Kamu descendit son lait d'hiver et reposa bruyamment son verre.

— Quand est-ce-que la violence est justifiée ? Quand elle est nécessaire ? Foutaise ! Rien n'est nécessaire. Rien n'a de sens, mais on vit mieux dans le mensonge, c'est certain. Et c'est juste ce que vous faites, comme tout le monde ; simplement, vous n'avez pas la voix pour le reconnaître. Vous vous justifiez, ce n'est rien d'autre que ça. Vous n'aimez pas la violence ? Vous êtes Château, vous pouvez l'interdire, au lieu de vous cacher dans votre jardin. Vous déplorez la guerre ? Mettez-y un terme. Vous ne voulez pas m'envoyer au Puits ? Ne m'y envoyez pas. C'est aussi simple que ça.

Le souffle court, Kamu prit conscience de ses poings serrés sur ses cuisses. Il ouvrit les mains, et constata les croissants écarlates qu'avaient laissé ses ongles sur ses paumes.

— Mon rudit de sagesse, oui, on jurerait l'entendre, soupira le vieillard. Vous parlez avec la même arrogance… comme si vous saviez tout mieux que tout le monde.

Dehors, la place était quasiment vide, à l'exception des ouvriers qui s'affairaient déjà à démonter l'échafaud. Au bout de sa corde, le corps désarticulé oscillait au grès des rafales.

— Je veux stopper cette guerre, déclara le Château.

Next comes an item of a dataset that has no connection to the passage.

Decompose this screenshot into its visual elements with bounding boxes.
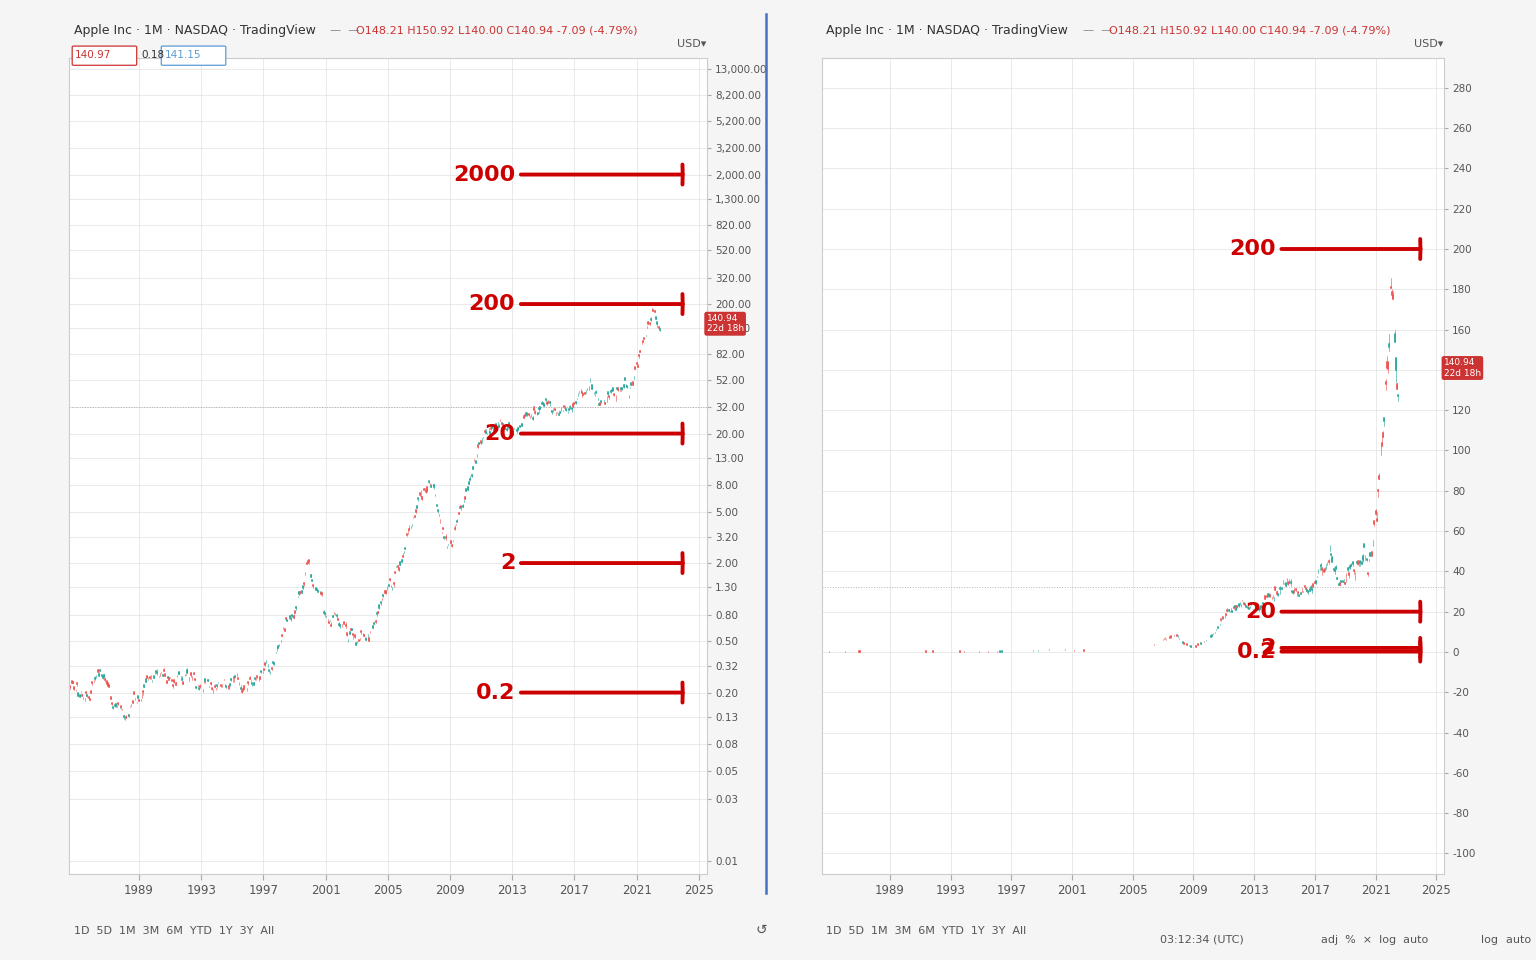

Kamu tourna la tête. Le vieillard contemplait le fond de sa boisson qu'il faisait lentement tourner dans son verre.

— Mon rudit de sagesse désapprouve… les chiffres, encore une fois, poursuivit-il. Arkaline… est restée étrangement silencieuse, à ce sujet. Elle m'a simplement dit que c'était un bon début, mais qu'il était trop tard. J'ignore dans quelle mesure interpréter ses paroles.

— Peut-être… devriez-vous songer plus sérieusement à cette garde rapprochée ?

— Vous insinuez que je devrais me méfier de mon gouvernement ?

— Vous devriez vous méfier de tout le monde, vous êtes Château. Le pouvoir a la fâcheuse tendance d'attirer la convoitise… et les personnes que vous pensez connaître pourraient vous décevoir. Vous n’avez pas d’héritier, ce qui signifie que c’est votre Second qui vous succédera. Dois-je vous rappeler les circonstances qui l’ont mené à occuper son poste ?

— Attention, gronda le Château. J’accepte toutes critiques sur ma personne, mais vos insinuations sur mon gouvernement approchent une limite à ne pas franchir. Vous n’êtes qu’un chasseur de monstres, yvil, ne l’oubliez pas.

Kamu se releva en maugréant.

— Je vais regagner ma chambre, si vous me le permettez.

— Mais certainement… une autre semaine chargée vous attend. J'espère sincèrement pouvoir vous féliciter à la fin de celle-ci.

Kamu commença à s'éloigner, la tête lourde et les pieds incertains.

— Yvil ? L'interrompit le Château.

— Excellence ?

— Dans quelle catégorie vous situez-vous ? Ceux qui embrassent la violence, ou ceux qui la justifient ?

Un sanglot naissait déjà dans sa gorge. Il prit un moment pour le chasser, avant de répondre :

— Moi, je fais partie de la troisième catégorie. Ce sont les hypocrites qui ne se reconnaissent dans aucune des deux autres… ce sont les pires d'entre tous.